Case Report: Combination Therapy With PD-1 Blockade for Acute Myeloid Leukemia After Allogeneic Hematopoietic Stem Cell Transplantation Resulted in Fatal GVHD

• Published in: Frontiers in immunology Vol. 12; p. 639217
• Main Authors: Yao, Sun, Jianlin, Chen, Zhuoqing, Qiao, Yuhang, Li, Jiangwei, Hu, Guoliang, Hu, Hongmei, Ning, Bin, Zhang, Liangding, Hu
• Format: Journal Article
• Language: English
• Published: Switzerland Frontiers Media S.A 01.04.2021
• Subjects: acute myeloid leukemia; Antibodies, Monoclonal, Humanized - adverse effects; Antineoplastic Combined Chemotherapy Protocols - adverse effects; Azacitidine - adverse effects; Combined Modality Therapy; Graft vs Host Disease - etiology; GvHD; Hematopoietic Stem Cell Transplantation - adverse effects; Humans; hypomethylating agents; immune checkpoint blockade; Immunology; Leukemia, Myeloid, Acute - therapy; Lymphoma, Follicular - drug therapy; Male; Middle Aged; Myelodysplastic Syndromes - etiology; post-transplantation relapse; Transplantation, Homologous; hypomethylating agents; GvHD; acute myeloid leukemia; post-transplantation relapse; immune checkpoint blockade
• ISSN: 1664-3224; 1664-3224
• DOI: 10.3389/fimmu.2021.639217

Azacitidine is commonly used in the treatment of relapsed acute myeloid leukemia (AML) and myelodysplastic syndrome (MDS) after allogeneic hematopoietic stem cell transplantation (allo-HSCT), but the effectiveness of this monotherapy is still very low. A possible mechanism of resistance to hypomethylating agents (HMAs) is the upregulation of the expression of inhibitory checkpoint receptors and their ligands, making the combination of HMAs and immune checkpoint blockade therapy a rational approach. Although the safety of anti-programmed cell death protein (PD)-1 antibodies for patients with post-allo-HSCT remains a complicated issue, the preliminary clinical result of combining azacitidine with anti-PD-1 antibodies is encouraging; however, the safety and efficacy of this approach need further investigation. We reported a case of treated secondary (ts)-AML in a patient who received tislelizumab (an anti-PD-1 antibody) in combination with azacitidine. The patient relapsed after allo-HSCT and was previously exposed to HMAs-based therapy. The patient received tislelizumab for compassionate use. After the combination treatment, the patient achieved complete remission with incomplete hematologic recovery, negative minimal residual disease (MRD) by flow cytometry (FCM), and negative Wilms' tumor protein 1 (WT1).

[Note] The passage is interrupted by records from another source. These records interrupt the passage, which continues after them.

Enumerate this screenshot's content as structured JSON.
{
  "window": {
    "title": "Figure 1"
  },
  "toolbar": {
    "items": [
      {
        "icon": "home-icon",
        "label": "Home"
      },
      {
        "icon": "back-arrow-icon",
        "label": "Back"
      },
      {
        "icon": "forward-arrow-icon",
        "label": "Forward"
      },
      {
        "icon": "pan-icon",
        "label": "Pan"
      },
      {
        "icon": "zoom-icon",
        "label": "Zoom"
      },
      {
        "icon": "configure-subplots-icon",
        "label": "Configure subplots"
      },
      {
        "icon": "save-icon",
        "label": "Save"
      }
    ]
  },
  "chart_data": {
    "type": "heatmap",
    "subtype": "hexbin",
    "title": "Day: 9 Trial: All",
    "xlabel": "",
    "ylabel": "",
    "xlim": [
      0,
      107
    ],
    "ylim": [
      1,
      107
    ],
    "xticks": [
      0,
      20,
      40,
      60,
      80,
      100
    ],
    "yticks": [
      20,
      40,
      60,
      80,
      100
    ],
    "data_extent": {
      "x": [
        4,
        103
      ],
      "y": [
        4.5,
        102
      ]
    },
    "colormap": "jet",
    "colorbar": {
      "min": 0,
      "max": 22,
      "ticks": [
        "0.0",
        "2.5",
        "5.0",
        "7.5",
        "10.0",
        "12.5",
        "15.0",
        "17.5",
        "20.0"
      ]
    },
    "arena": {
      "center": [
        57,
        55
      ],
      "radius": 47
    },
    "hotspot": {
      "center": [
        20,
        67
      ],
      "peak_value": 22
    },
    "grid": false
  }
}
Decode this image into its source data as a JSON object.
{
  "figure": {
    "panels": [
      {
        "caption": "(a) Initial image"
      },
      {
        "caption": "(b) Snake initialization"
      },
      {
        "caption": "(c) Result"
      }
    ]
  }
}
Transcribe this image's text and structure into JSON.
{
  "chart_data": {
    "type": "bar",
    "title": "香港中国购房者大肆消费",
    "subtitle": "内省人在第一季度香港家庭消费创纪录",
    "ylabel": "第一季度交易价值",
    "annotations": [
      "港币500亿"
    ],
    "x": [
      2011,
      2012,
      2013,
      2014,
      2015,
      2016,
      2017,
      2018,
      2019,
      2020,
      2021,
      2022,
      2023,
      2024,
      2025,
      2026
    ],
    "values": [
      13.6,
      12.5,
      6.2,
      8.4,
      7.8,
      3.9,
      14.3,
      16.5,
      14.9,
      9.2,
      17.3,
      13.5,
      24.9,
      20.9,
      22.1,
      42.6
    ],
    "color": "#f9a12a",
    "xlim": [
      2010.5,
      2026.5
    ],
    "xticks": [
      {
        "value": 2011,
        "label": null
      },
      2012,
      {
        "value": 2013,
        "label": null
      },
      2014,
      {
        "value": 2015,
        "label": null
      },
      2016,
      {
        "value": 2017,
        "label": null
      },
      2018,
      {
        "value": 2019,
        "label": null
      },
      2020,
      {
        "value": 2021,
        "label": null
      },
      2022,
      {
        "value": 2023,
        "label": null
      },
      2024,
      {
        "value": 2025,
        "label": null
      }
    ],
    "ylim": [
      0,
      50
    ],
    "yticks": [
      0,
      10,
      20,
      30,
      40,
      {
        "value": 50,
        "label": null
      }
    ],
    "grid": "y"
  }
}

However, the patient successively developed serious immune-related adverse events (irAEs) and graft vs. host disease (GVHD) and eventually died from complications of GVHD. To our knowledge, this is the first case to report the combined use of tislelizumab and azacitidine to treat relapsed AML posttransplantation. This report highlights the safety concerns of using an anti-PD-1 antibody in combination with azacitidine after allo-HSCT, especially the risk of GVHD, and provides a basis for future studies.